Is it important to meet in corporate worship every Sunday?  Can't I worship just as well at home, in my own personal retreat in the woods, or in my hotel room?  To be sure, there have been times that I have not attended church on a Sunday because I was sick, one of my kids was sick, or something happened when we were traveling that prevented us from attending.  One year, we moved across country in the month of July, and since we had to move our dog with us and it was too hot to ever leave him in the car, we did not eat in restaurants, shop in stores, or attend church for several weeks.  We were relegated to getting food at drive-ins and eating at picnic tables in parks where we could find shade.  To be honest, we really missed attending church on those Sundays.  Why do we feel this draw to be with other Christians, even if we don't know them personally?

I think about the early church, in the first century.  Jesus established the Lord's Supper on the night He was betrayed, and later, His followers began the practice of meeting on the first day of the week, the day He rose from the dead.  (Many of these followers were Jews, and they probably still met at Synagogue on Saturday, the Sabbath, with other Jews; then on Sunday, they met with other Christ-followers.)  When they traveled from place to place, they sought out other believers.  In Acts 16, Luke writes about traveling with Paul to Philippi.  In verse 13, he tells us that "On the Sabbath we went outside the city gate to the river, where we expected to find a place of prayer. We sat down and began to speak to the women who had gathered there."  They were looking for a synagogue, where they could meet with other Jews and possibly some who were believers in Christ.  While there was no synagogue in Philippi, there were believers in God who had met near the river on Saturday morning, just where Paul and the others would expect to find them.  In an age before cell phones, radios, or satellite transmitters, the believers simply met at the expected place at the expected time every week, and then they could find each other and worship together.  Acts 20:7 gives an example of the Christians meeting for communion on the first day of the week.  I Corinthians 16:1-2 talks about taking a weekly collection on the first day of the week.  While exact, detailed directions are not given (God evidently wanted to give us freedom in our worship and services), the precedent of coming together on the first day of the week was established two millennia ago.  And while not every church participates in the Lord's Supper every Sunday, many do.  I believe that this practice - meeting together to participate in "the apostles’ teaching and to fellowship, to the breaking of bread and to prayer" (Acts 2:42) - has probably been upheld somewhere in the world every single Sunday for the past 2,000 years.  That is quite a tradition!
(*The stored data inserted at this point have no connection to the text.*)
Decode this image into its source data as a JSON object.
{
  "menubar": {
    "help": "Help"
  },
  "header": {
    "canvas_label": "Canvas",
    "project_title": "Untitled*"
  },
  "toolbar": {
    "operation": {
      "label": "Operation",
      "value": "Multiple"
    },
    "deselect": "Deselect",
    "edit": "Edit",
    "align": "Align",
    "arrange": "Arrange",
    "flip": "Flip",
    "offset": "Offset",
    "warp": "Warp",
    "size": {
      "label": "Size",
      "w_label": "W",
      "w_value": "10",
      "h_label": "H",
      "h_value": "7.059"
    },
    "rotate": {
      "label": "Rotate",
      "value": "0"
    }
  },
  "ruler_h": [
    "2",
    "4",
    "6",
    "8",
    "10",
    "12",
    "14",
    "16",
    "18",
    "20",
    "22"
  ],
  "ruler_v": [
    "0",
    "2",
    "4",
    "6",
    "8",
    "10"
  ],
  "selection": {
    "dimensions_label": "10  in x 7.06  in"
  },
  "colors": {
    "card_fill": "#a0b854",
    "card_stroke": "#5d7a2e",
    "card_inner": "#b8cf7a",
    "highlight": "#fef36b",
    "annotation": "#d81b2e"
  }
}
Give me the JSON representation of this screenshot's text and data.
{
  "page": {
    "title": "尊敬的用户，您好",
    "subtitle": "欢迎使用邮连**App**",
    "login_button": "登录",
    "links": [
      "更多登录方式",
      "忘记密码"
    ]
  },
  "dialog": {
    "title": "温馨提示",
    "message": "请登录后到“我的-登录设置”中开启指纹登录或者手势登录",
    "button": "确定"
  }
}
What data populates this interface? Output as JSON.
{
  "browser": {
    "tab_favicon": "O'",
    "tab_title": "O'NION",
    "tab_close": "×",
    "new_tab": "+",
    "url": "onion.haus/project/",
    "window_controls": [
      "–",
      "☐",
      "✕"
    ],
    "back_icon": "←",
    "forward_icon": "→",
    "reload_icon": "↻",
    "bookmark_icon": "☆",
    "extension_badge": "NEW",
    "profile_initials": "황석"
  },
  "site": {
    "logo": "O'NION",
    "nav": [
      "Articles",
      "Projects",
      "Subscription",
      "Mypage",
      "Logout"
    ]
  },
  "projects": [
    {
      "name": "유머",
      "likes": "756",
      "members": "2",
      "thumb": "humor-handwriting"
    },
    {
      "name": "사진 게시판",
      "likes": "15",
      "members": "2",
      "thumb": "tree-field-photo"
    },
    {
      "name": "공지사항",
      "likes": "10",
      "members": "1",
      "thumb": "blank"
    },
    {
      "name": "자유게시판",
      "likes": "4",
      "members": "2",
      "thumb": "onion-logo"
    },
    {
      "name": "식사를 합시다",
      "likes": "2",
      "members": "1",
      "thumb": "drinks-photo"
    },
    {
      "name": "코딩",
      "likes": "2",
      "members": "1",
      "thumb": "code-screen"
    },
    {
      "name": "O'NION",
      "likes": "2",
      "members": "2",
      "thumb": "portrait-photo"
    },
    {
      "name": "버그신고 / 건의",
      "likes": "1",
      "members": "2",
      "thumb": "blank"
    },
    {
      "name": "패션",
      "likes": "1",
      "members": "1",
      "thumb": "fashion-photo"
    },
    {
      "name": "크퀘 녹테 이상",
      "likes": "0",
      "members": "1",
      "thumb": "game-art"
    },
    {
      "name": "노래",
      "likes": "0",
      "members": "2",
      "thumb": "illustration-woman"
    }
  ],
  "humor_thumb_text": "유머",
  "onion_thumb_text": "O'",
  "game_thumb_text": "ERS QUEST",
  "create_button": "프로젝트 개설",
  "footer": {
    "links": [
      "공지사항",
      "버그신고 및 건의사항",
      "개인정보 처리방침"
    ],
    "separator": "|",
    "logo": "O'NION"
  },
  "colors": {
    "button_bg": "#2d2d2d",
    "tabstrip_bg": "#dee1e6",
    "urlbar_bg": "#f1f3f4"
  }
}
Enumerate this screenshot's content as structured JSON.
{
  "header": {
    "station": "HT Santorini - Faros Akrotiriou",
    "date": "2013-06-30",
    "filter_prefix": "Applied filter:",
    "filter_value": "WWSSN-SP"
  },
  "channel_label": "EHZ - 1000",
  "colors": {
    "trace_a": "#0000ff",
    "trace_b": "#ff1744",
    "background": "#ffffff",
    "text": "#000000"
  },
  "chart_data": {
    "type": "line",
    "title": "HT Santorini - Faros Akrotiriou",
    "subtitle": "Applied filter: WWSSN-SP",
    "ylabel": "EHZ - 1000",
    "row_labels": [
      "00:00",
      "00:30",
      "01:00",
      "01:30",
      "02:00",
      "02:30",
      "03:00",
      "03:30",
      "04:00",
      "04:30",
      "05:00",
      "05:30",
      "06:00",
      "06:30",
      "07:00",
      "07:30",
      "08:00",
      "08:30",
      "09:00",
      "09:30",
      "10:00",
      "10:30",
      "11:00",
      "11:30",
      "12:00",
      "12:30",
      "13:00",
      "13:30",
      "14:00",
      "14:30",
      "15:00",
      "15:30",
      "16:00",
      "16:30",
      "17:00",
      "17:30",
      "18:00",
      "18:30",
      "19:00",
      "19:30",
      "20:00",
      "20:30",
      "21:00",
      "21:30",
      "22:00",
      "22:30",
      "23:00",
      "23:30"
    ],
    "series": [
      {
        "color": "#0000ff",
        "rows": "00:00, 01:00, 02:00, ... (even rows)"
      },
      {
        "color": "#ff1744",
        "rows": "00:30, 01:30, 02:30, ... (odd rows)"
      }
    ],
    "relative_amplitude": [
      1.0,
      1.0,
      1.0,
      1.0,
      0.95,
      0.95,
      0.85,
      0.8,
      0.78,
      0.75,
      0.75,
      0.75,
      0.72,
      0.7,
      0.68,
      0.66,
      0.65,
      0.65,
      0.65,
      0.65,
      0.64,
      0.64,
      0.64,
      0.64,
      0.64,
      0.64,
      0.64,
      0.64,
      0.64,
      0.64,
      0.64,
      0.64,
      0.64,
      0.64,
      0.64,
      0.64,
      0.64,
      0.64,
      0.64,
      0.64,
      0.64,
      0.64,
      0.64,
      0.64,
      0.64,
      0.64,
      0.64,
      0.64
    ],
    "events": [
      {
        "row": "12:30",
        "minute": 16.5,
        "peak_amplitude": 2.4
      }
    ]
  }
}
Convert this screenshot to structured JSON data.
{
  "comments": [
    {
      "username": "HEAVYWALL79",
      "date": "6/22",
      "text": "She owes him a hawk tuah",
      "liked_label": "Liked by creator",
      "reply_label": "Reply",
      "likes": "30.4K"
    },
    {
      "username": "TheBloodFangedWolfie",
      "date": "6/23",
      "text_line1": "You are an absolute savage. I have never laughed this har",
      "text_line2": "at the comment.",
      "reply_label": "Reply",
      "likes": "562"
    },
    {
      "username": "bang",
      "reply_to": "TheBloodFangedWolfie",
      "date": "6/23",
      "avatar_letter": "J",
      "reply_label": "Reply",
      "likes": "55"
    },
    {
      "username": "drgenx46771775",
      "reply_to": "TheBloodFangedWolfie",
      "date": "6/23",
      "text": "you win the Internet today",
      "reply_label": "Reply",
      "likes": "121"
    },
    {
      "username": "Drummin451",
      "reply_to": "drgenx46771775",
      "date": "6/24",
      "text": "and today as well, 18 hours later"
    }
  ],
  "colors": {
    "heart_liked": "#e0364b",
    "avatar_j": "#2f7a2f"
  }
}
If you have lived in one place most of your life and have been a member of a church, you probably know those people well and are used to the routine.  If, however, you move or travel frequently, you may have a different experience of how great it is to be part of such an awesome and ancient tradition.  To go to a new area and know that there will probably be believers with whom you can worship on a Sunday.  Old friends, family members you haven't seen in a while, or new friends whom you are meeting for the first time - all brothers and sisters in Christ.  This is a tradition worth keeping.  Being a part of the church universal is what has given us friends, family, and continuity as we move from place to place with the military.

If you have never been a part of this great family of believers - the body of Christ on earth - come break bread with us.  We'll see you Sunday morning!